The Thunder Bay Regional Health Sciences Centre property has been smoke-free since it opened in 2004. But the ban could only be enforced through provincial legislation if someone smoked within nine metres of the building’s entrances. The hospital asked the city to include its grounds within Thunder Bay’s smoking bylaw, something that was approved 10-3 by city council Monday night.
Along with tobacco enforcement officer from the health unit, security guards at the hospital will be deputized in order to fine people caught smoking on the property. But hospital administration stresses that fines will only be used as a last resort.
Many councillors enthusiastically supported the idea of the hospital's efforts to stop smoking on the property. Mayor Keith Hobbs said it's an insult to sick people when they have to walk through a cloud of smoke to enter the hospital.
"It's a slap in the face," he said.
Drinking alcohol is also not allowed on hospital property Coun. Paul Pugh said. Certain things aren't allowed out of concern for public safety. And while smokers rights are considered, non-smokers rights need to be considered too.
"The objective of these policies isn’t punishment,” he said.
Coun. Rebecca Johnson said the ban has always been there and that voting with the hospital shows that it supports health initiatives.
"It's going to happen ladies and gentlemen whether you agree or disagree with it," she said.
But other councillors took issue with an outright ban. The hospital said that it offers nicotine replacement therapy for all patients andstaff in an effort to battle the addiction. Coun. Trevor Giertuga asked about terminally ill patients who weren't interested in stopping smoking. He wondered what those patients would do if they couldn't smoke on the property.

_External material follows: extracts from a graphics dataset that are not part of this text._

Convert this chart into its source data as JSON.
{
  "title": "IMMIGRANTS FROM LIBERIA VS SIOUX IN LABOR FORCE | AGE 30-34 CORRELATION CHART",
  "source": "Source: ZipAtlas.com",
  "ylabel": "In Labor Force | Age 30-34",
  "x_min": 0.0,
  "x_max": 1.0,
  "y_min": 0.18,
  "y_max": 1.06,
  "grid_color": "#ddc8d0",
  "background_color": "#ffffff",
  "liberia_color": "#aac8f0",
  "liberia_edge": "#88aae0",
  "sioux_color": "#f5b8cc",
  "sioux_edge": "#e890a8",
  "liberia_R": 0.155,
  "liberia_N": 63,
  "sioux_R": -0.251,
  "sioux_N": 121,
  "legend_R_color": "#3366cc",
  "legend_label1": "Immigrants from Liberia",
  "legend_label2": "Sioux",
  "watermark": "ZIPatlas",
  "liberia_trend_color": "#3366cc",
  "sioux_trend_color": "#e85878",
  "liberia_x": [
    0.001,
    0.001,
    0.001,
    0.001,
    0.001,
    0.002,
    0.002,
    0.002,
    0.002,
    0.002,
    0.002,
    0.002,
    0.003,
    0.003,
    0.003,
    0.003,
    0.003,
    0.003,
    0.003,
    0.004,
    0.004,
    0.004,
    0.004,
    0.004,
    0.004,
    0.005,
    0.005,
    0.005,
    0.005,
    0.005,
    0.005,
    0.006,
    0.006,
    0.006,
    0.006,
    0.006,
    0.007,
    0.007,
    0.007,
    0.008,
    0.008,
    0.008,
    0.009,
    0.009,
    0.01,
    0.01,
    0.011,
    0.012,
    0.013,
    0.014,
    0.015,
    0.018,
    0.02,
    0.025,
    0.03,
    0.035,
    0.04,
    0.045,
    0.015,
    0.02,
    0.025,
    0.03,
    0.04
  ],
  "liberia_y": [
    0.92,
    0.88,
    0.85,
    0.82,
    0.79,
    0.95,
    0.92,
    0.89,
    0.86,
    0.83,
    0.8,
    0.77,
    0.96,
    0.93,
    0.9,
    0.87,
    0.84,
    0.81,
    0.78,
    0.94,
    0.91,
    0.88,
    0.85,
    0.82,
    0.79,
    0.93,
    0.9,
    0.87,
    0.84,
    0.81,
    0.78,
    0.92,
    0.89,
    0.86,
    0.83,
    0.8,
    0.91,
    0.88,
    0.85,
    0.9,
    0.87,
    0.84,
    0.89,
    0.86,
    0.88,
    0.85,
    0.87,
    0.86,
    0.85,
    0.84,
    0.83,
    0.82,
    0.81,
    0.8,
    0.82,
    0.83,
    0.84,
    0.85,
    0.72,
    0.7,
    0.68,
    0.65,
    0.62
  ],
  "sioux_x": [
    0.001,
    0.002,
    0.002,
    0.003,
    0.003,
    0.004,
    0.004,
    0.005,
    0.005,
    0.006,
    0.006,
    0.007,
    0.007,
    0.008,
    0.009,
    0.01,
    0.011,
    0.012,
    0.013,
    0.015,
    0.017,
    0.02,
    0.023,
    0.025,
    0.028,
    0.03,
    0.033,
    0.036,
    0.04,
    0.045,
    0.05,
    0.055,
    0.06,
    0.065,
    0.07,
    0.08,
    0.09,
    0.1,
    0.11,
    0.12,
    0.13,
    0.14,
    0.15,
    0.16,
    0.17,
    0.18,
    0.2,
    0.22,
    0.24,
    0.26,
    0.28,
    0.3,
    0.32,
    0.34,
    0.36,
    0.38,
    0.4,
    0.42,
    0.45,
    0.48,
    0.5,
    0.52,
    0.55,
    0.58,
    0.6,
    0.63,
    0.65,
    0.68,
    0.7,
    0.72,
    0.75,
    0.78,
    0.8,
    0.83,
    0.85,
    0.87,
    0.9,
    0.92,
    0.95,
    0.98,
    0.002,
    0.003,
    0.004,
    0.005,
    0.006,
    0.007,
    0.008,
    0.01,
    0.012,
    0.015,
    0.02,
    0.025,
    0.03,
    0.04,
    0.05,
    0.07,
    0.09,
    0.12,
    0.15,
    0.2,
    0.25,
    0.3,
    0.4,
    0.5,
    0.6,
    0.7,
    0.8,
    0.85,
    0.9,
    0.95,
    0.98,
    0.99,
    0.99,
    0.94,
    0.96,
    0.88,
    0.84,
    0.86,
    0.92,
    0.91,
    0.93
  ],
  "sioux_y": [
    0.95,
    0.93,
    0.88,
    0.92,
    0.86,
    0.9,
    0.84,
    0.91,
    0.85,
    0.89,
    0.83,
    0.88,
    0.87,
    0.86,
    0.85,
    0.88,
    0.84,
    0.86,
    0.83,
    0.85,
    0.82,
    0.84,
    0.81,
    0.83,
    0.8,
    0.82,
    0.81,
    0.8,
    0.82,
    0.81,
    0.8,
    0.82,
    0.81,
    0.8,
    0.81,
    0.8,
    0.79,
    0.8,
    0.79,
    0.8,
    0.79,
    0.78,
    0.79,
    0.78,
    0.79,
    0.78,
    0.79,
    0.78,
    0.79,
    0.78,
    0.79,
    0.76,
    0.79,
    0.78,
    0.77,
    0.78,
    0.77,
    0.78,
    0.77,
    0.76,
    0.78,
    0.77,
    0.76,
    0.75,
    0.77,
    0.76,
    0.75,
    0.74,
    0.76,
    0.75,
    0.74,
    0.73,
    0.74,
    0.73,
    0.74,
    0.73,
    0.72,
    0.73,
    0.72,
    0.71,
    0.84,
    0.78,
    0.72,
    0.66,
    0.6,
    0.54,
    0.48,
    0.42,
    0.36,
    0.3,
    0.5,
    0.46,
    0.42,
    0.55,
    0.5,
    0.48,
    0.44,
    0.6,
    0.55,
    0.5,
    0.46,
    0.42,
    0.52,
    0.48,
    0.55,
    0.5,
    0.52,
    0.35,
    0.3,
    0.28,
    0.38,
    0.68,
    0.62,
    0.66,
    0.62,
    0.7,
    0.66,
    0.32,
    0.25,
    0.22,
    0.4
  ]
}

"Are we going to wheel them out to Oliver Road to have a cigarette?" he asked.
Hospital manager of preventative services Kelly-Jo Gillis said hospital staff would deal with the situation in different ways but it's not clear yet.
"It's a question that we all struggle with," she said.
Communications director Tracie Smith said that hospital policy states certain equipment can't leave the property due to safety reasons. While patients are free to leave the property anytime, the equipment wouldn't be going with them.
"We would be working closely with our in patients to provide nicotine replacement therapies and encourage them to take advantage of those opportunities," she said.
Those opportunities will also be extended to staff, of which an estimated 22 per cent are smokers, and their families.
The decision to step up enforcement of the smoking ban was made after consultation with everyone from staff to members of the public. Smith said this is what people wanted, for the hospital to be a leader in healthy lifestyles.
"We listened to their input and that's exactly what they asked for," she said.
As for the fine's amount, that has yet to be determined. Council will vote to ratify it's decision at a future meeting.